Analysis generated by our Consciousness Algorithm

Critic Reviews

73%from 29 reviews
Entertainment Weekly100

What matters is that Tiana triumphs as both a girl and a frog, that dreams are fulfilled, wrongs are righted, love prevails, and music unites not only a princess and a frog but also kids and grown-ups.

Lisa SchwarzbaumRead Full Review →
Time100

In an amazing year for animation, The Princess and the Frog is up at the top. Go on, give it a big kiss.

Richard CorlissRead Full Review →
San Francisco Chronicle100

The animation, sparkling and graceful, also ranks as the studio's best traditional work in ages.

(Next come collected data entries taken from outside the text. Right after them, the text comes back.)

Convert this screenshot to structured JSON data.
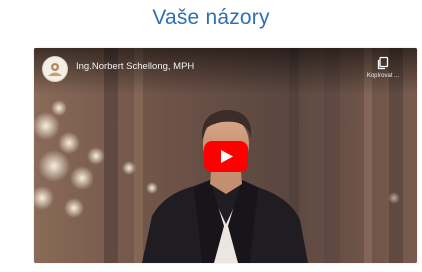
{
  "page": {
    "heading": "Vaše názory"
  },
  "video": {
    "title": "Ing.Norbert Schellong, MPH",
    "copy_link_label": "Kopírovat ...",
    "play_icon": "play-icon",
    "copy_icon": "copy-link-icon",
    "channel_avatar_icon": "channel-avatar"
  },
  "colors": {
    "heading": "#2f6fb5",
    "play_button": "#ff0000",
    "background": "#ffffff"
  }
}
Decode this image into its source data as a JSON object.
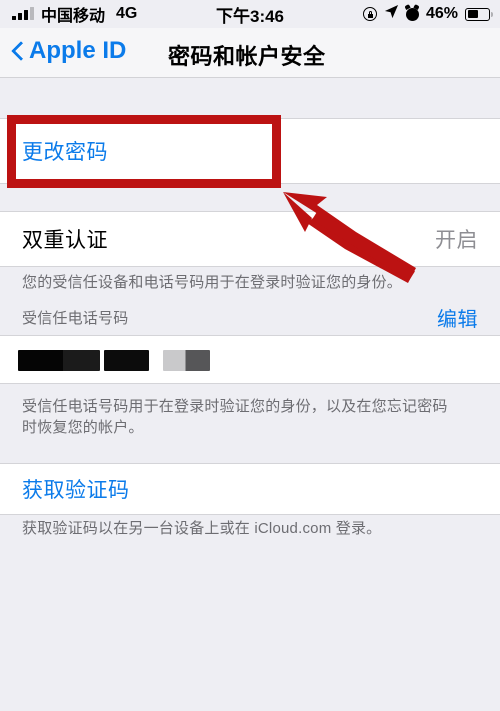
{
  "status_bar": {
    "carrier": "中国移动",
    "network": "4G",
    "time": "下午3:46",
    "battery_percent": "46%",
    "icons": [
      "signal-bars-icon",
      "rotation-lock-icon",
      "location-arrow-icon",
      "alarm-clock-icon",
      "battery-icon"
    ]
  },
  "nav": {
    "back_label": "Apple ID",
    "title": "密码和帐户安全",
    "back_icon": "chevron-left-icon",
    "tint_color": "#0b7bea"
  },
  "sections": {
    "change_password": {
      "label": "更改密码"
    },
    "two_factor": {
      "label": "双重认证",
      "value": "开启",
      "footer": "您的受信任设备和电话号码用于在登录时验证您的身份。"
    },
    "trusted_numbers": {
      "header": "受信任电话号码",
      "edit_label": "编辑",
      "phone_number": "",
      "footer": "受信任电话号码用于在登录时验证您的身份，以及在您忘记密码时恢复您的帐户。"
    },
    "verification_code": {
      "label": "获取验证码",
      "footer": "获取验证码以在另一台设备上或在 iCloud.com 登录。"
    }
  },
  "annotations": {
    "highlight_color": "#bc1212",
    "box_target": "更改密码",
    "arrow_points_to": "更改密码"
  }
}
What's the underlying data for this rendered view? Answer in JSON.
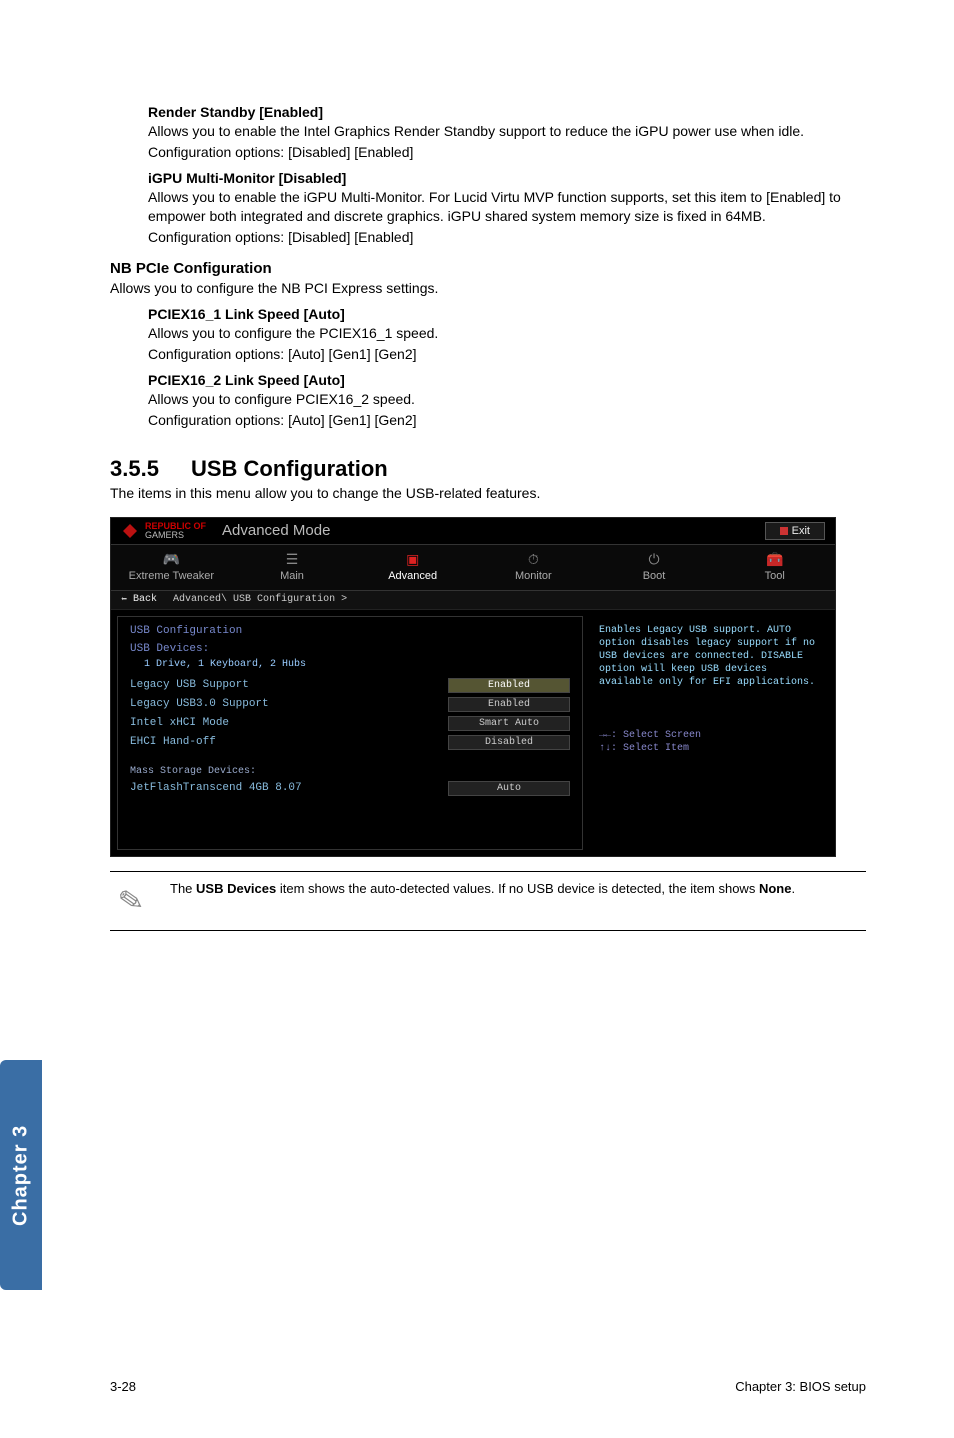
{
  "render_standby": {
    "heading": "Render Standby [Enabled]",
    "desc": "Allows you to enable the Intel Graphics Render Standby support to reduce the iGPU power use when idle.",
    "config": "Configuration options: [Disabled] [Enabled]"
  },
  "igpu_mm": {
    "heading": "iGPU Multi-Monitor [Disabled]",
    "desc": "Allows you to enable the iGPU Multi-Monitor. For Lucid Virtu MVP function supports, set this item to [Enabled] to empower both integrated and discrete graphics. iGPU shared system memory size is fixed in 64MB.",
    "config": "Configuration options: [Disabled] [Enabled]"
  },
  "nb_pcie": {
    "heading": "NB PCIe Configuration",
    "desc": "Allows you to configure the NB PCI Express settings."
  },
  "pciex16_1": {
    "heading": "PCIEX16_1 Link Speed [Auto]",
    "desc": "Allows you to configure the PCIEX16_1 speed.",
    "config": "Configuration options: [Auto] [Gen1] [Gen2]"
  },
  "pciex16_2": {
    "heading": "PCIEX16_2 Link Speed [Auto]",
    "desc": "Allows you to configure PCIEX16_2 speed.",
    "config": "Configuration options: [Auto] [Gen1] [Gen2]"
  },
  "section": {
    "num": "3.5.5",
    "title": "USB Configuration",
    "desc": "The items in this menu allow you to change the USB-related features."
  },
  "bios": {
    "brand1": "REPUBLIC OF",
    "brand2": "GAMERS",
    "mode": "Advanced Mode",
    "exit": "Exit",
    "tabs": {
      "extreme": "Extreme Tweaker",
      "main": "Main",
      "advanced": "Advanced",
      "monitor": "Monitor",
      "boot": "Boot",
      "tool": "Tool"
    },
    "back": "Back",
    "crumb": "Advanced\\ USB Configuration >",
    "cfg_head": "USB Configuration",
    "dev_head": "USB Devices:",
    "dev_list": "1 Drive, 1 Keyboard, 2 Hubs",
    "rows": {
      "legacy": {
        "label": "Legacy USB Support",
        "value": "Enabled"
      },
      "legacy30": {
        "label": "Legacy USB3.0 Support",
        "value": "Enabled"
      },
      "xhci": {
        "label": "Intel xHCI Mode",
        "value": "Smart Auto"
      },
      "ehci": {
        "label": "EHCI Hand-off",
        "value": "Disabled"
      }
    },
    "storage_head": "Mass Storage Devices:",
    "storage_item": {
      "label": "JetFlashTranscend 4GB 8.07",
      "value": "Auto"
    },
    "help": "Enables Legacy USB support. AUTO option disables legacy support if no USB devices are connected. DISABLE option will keep USB devices available only for EFI applications.",
    "nav1": "→←: Select Screen",
    "nav2": "↑↓: Select Item"
  },
  "note": {
    "pre": "The ",
    "bold1": "USB Devices",
    "mid": " item shows the auto-detected values. If no USB device is detected, the item shows ",
    "bold2": "None",
    "post": "."
  },
  "chapter_tab": "Chapter 3",
  "footer": {
    "left": "3-28",
    "right": "Chapter 3: BIOS setup"
  }
}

Amy BiancolliRead Full Review →
St. Louis Post-Dispatch50

It's a worthy cause and an honorable film, the first full-length Disney cartoon with an African-American heroine. But without a strong story, it's a case of one step forward and two steps back.

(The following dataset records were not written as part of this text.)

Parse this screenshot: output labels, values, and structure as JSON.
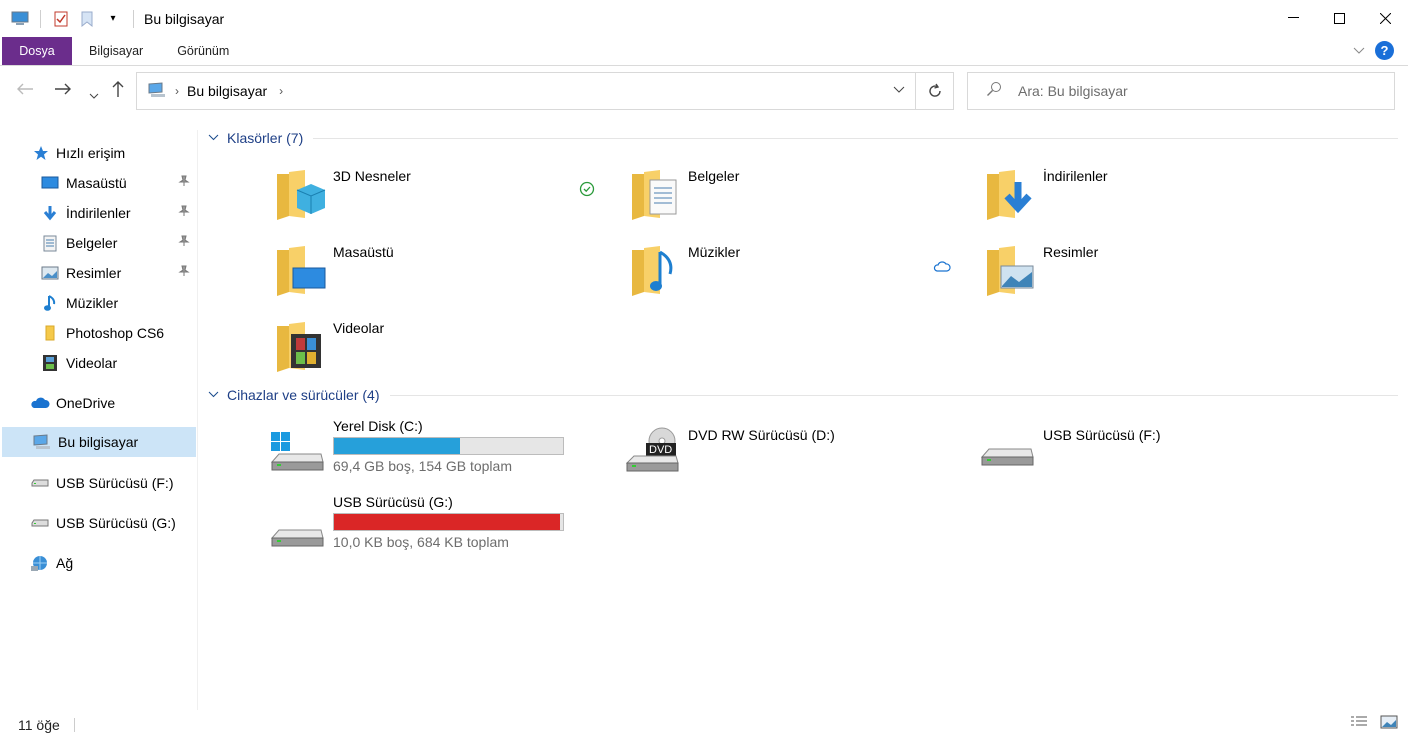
{
  "window": {
    "title": "Bu bilgisayar"
  },
  "ribbon": {
    "tabs": [
      "Dosya",
      "Bilgisayar",
      "Görünüm"
    ]
  },
  "address": {
    "crumb": "Bu bilgisayar"
  },
  "search": {
    "placeholder": "Ara: Bu bilgisayar"
  },
  "nav": {
    "quick_access": "Hızlı erişim",
    "items": [
      {
        "label": "Masaüstü",
        "pinned": true
      },
      {
        "label": "İndirilenler",
        "pinned": true
      },
      {
        "label": "Belgeler",
        "pinned": true
      },
      {
        "label": "Resimler",
        "pinned": true
      },
      {
        "label": "Müzikler",
        "pinned": false
      },
      {
        "label": "Photoshop CS6",
        "pinned": false
      },
      {
        "label": "Videolar",
        "pinned": false
      }
    ],
    "onedrive": "OneDrive",
    "this_pc": "Bu bilgisayar",
    "usb_f": "USB Sürücüsü (F:)",
    "usb_g": "USB Sürücüsü (G:)",
    "network": "Ağ"
  },
  "folders": {
    "title": "Klasörler (7)",
    "items": [
      "3D Nesneler",
      "Belgeler",
      "İndirilenler",
      "Masaüstü",
      "Müzikler",
      "Resimler",
      "Videolar"
    ]
  },
  "devices": {
    "title": "Cihazlar ve sürücüler (4)",
    "c": {
      "name": "Yerel Disk (C:)",
      "free": "69,4 GB boş, 154 GB toplam",
      "used_fraction": 0.55,
      "color": "#26a0da"
    },
    "d": {
      "name": "DVD RW Sürücüsü (D:)"
    },
    "f": {
      "name": "USB Sürücüsü (F:)"
    },
    "g": {
      "name": "USB Sürücüsü (G:)",
      "free": "10,0 KB boş, 684 KB toplam",
      "used_fraction": 0.985,
      "color": "#da2626"
    }
  },
  "status": {
    "count": "11 öğe"
  },
  "colors": {
    "accent": "#6b2d8c",
    "group_title": "#1e3f86",
    "selection": "#cce4f7"
  }
}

Joe WilliamsRead Full Review →

Consciousness Markers

🎭
Representation Casting65

Features Disney's first Black princess as the lead protagonist, with a diverse supporting cast including established Black performers. However, representation exists primarily as casting choice rather than as a platform for exploring identity or lived experience.

🏳️‍🌈
LGBTQ+ Themes0

Contains no LGBTQ+ themes, representation, or subtext. The narrative centers exclusively on heterosexual romance with no acknowledgment of queer perspectives or identities.

👑
Feminist Agenda35

Tiana pursues economic independence and professional ambition, which offers a modest feminist angle. However, the film ultimately prioritizes romantic resolution and marriage as the endpoint of character growth, reinforcing rather than interrogating traditional narrative structures.

Racial Consciousness28

While centered on a Black protagonist in a New Orleans setting with jazz and Creole cultural elements, the film avoids any substantive engagement with systemic racism, historical context, or racial inequality. Racial identity is present but not examined.

🌱
Climate Crusade0

Contains no climate-related themes, environmental consciousness, or ecological commentary. The magical setting is untouched by contemporary environmental concerns.

💰
Eat the Rich15

Tiana's dream of restaurant ownership represents aspiration within the capitalist system rather than critique of it. The narrative celebrates entrepreneurial ambition and personal wealth accumulation as virtuous goals without questioning underlying economic structures.

💗
Body Positivity10

The animation presents conventionally attractive character designs. While not overtly body-shaming, the film offers no meaningful engagement with body diversity or acceptance of non-normative physical forms.

🧠
Neurodivergence0

Contains no representation of neurodivergent characters or exploration of neurodiversity. All characters function within neurotypical frameworks without acknowledgment of alternative cognitive styles.

📖
Revisionist History20

Set in New Orleans with historical cultural elements, but presents a fairy tale fantasy world largely disconnected from actual historical or social context. The film uses historical setting as aesthetic backdrop rather than engaging with historical realities or complexities.

📢
Lecture Energy5

The film prioritizes entertainment and emotional engagement over preachy messaging. There is minimal expository dialogue explaining progressive concepts or social issues, allowing the narrative to unfold as straightforward fantasy romance.